Hyperplastic alveolar epithelial type II cells show severe endoplasmic reticulum stress and consecutive apoptosis. Representative immunohistochemistry for a, d) pro-surfactant protein C, b) cleaved caspase 3, c) C/EBP homologous protein, e) activating transcription factor (ATF)-6 and f) ATF-4 in serial sections of idiopathic pulmonary fibrosis lung tissue. Scale bars=50 µm. Reproduced from [10] with permission from the publisher.

Figure 6.

a) Healthy alveolar epithelial cells type II (AECII) and b) Hermansky–Pudlak syndrome-associated interstitial pneumonia (HPSIP) AECII. Disturbed intracellular surfactant transport in AECII occurs. The mature forms of surfactant proteins are blocked inside the late lysosomal compartment of the cell, but not primarily in the endoplasmic reticulum (ER) or Trans-golgi.

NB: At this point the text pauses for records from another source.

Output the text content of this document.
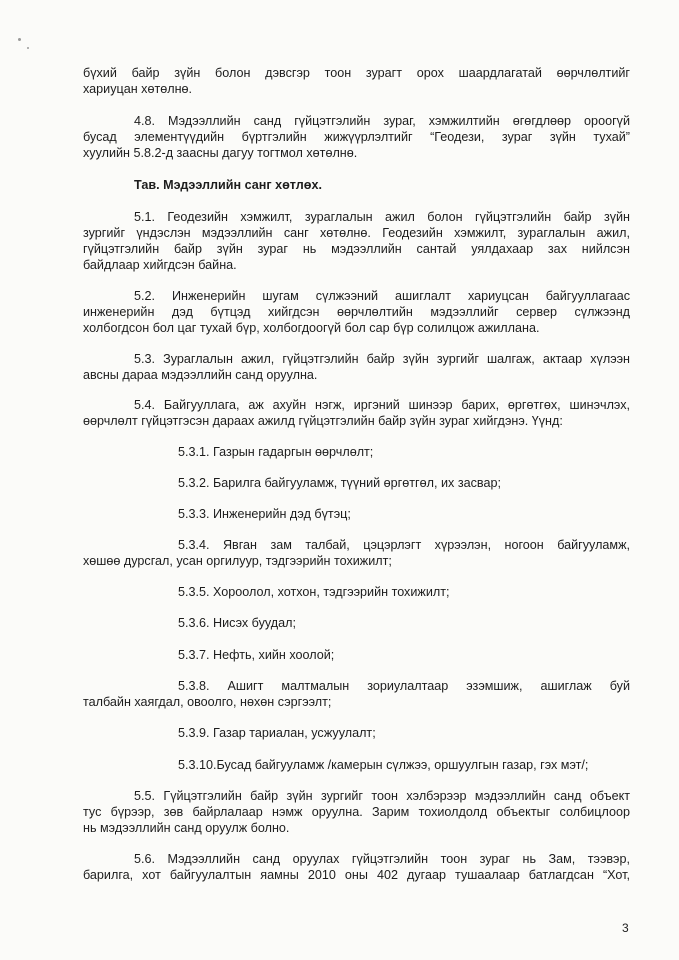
бүхий байр зүйн болон дэвсгэр тоон зурагт орох шаардлагатай өөрчлөлтийг
хариуцан хөтөлнө.
4.8. Мэдээллийн санд гүйцэтгэлийн зураг, хэмжилтийн өгөгдлөөр ороогүй
бусад элементүүдийн бүртгэлийн жижүүрлэлтийг “Геодези, зураг зүйн тухай”
хуулийн 5.8.2-д заасны дагуу тогтмол хөтөлнө.
Тав. Мэдээллийн санг хөтлөх.
5.1. Геодезийн хэмжилт, зураглалын ажил болон гүйцэтгэлийн байр зүйн
зургийг үндэслэн мэдээллийн санг хөтөлнө. Геодезийн хэмжилт, зураглалын ажил,
гүйцэтгэлийн байр зүйн зураг нь мэдээллийн сантай уялдахаар зах нийлсэн
байдлаар хийгдсэн байна.
5.2. Инженерийн шугам сүлжээний ашиглалт хариуцсан байгууллагаас
инженерийн дэд бүтцэд хийгдсэн өөрчлөлтийн мэдээллийг сервер сүлжээнд
холбогдсон бол цаг тухай бүр, холбогдоогүй бол сар бүр солилцож ажиллана.
5.3. Зураглалын ажил, гүйцэтгэлийн байр зүйн зургийг шалгаж, актаар хүлээн
авсны дараа мэдээллийн санд оруулна.
5.4. Байгууллага, аж ахуйн нэгж, иргэний шинээр барих, өргөтгөх, шинэчлэх,
өөрчлөлт гүйцэтгэсэн дараах ажилд гүйцэтгэлийн байр зүйн зураг хийгдэнэ. Үүнд:
5.3.1. Газрын гадаргын өөрчлөлт;
5.3.2. Барилга байгууламж, түүний өргөтгөл, их засвар;
5.3.3. Инженерийн дэд бүтэц;
5.3.4. Явган зам талбай, цэцэрлэгт хүрээлэн, ногоон байгууламж,
хөшөө дурсгал, усан оргилуур, тэдгээрийн тохижилт;
5.3.5. Хороолол, хотхон, тэдгээрийн тохижилт;
5.3.6. Нисэх буудал;
5.3.7. Нефть, хийн хоолой;
5.3.8. Ашигт малтмалын зориулалтаар эзэмшиж, ашиглаж буй
талбайн хаягдал, овоолго, нөхөн сэргээлт;
5.3.9. Газар тариалан, усжуулалт;
5.3.10.Бусад байгууламж /камерын сүлжээ, оршуулгын газар, гэх мэт/;
5.5. Гүйцэтгэлийн байр зүйн зургийг тоон хэлбэрээр мэдээллийн санд объект
тус бүрээр, зөв байрлалаар нэмж оруулна. Зарим тохиолдолд объектыг солбицлоор
нь мэдээллийн санд оруулж болно.
5.6. Мэдээллийн санд оруулах гүйцэтгэлийн тоон зураг нь Зам, тээвэр,
барилга, хот байгуулалтын яамны 2010 оны 402 дугаар тушаалаар батлагдсан “Хот,
3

The AECIIs become swollen due to the accumulation of the mature surfactant proteins, which in turn causes lysosomal stress reactions through activation of cathepsin D, glycerol ceramides and eventually C/EBP homologous protein (CHOP). GlCcer: glucosylceramides; LB: lamellar bodies; MVB: multivesicular bodies; PL: phospholipids; SP: surfactant protein; TM: tubular myelin; ULV: unilamellar vesicles.

Figure 7.

Current therapeutic approaches targeting profibrotic signalling pathways. Those pathways potentially leading to fibrosis have been used to develop targeted therapies for idiopathic pulmonary fibrosis treatment. Some potential therapies, which have had success in other disease areas, have failed. For example, tumour necrosis factor (TNF)-α blockers (e.g. etanercept) have been shown to be ineffective, and it appears that there is no significant role for agents that act on the endothelin pathway (e.g. bosentan). Therapies targeting anti-fibrotic and growth factor pathways are currently being developed. TGF-β: transforming growth factor-β; PGE₂: prostaglandin E₂; PDGF: platelet-derived growth factor; CTGF: connective tissue growth factor; TF: transcription factor; HGF: hepatocyte growth factor; TIMP: tissue inhibitor of metalloproteinases; PAI-1: plasminogen activator inhibitor-1; uPA: urokinase-type plasminogen activator; MMP: matrix metalloproteinases; ROS: reactive oxygen species; TH2: T-helper 2 cell; IL: interleukin; IFN: interferon. Reproduced from [48] with permission from the publisher.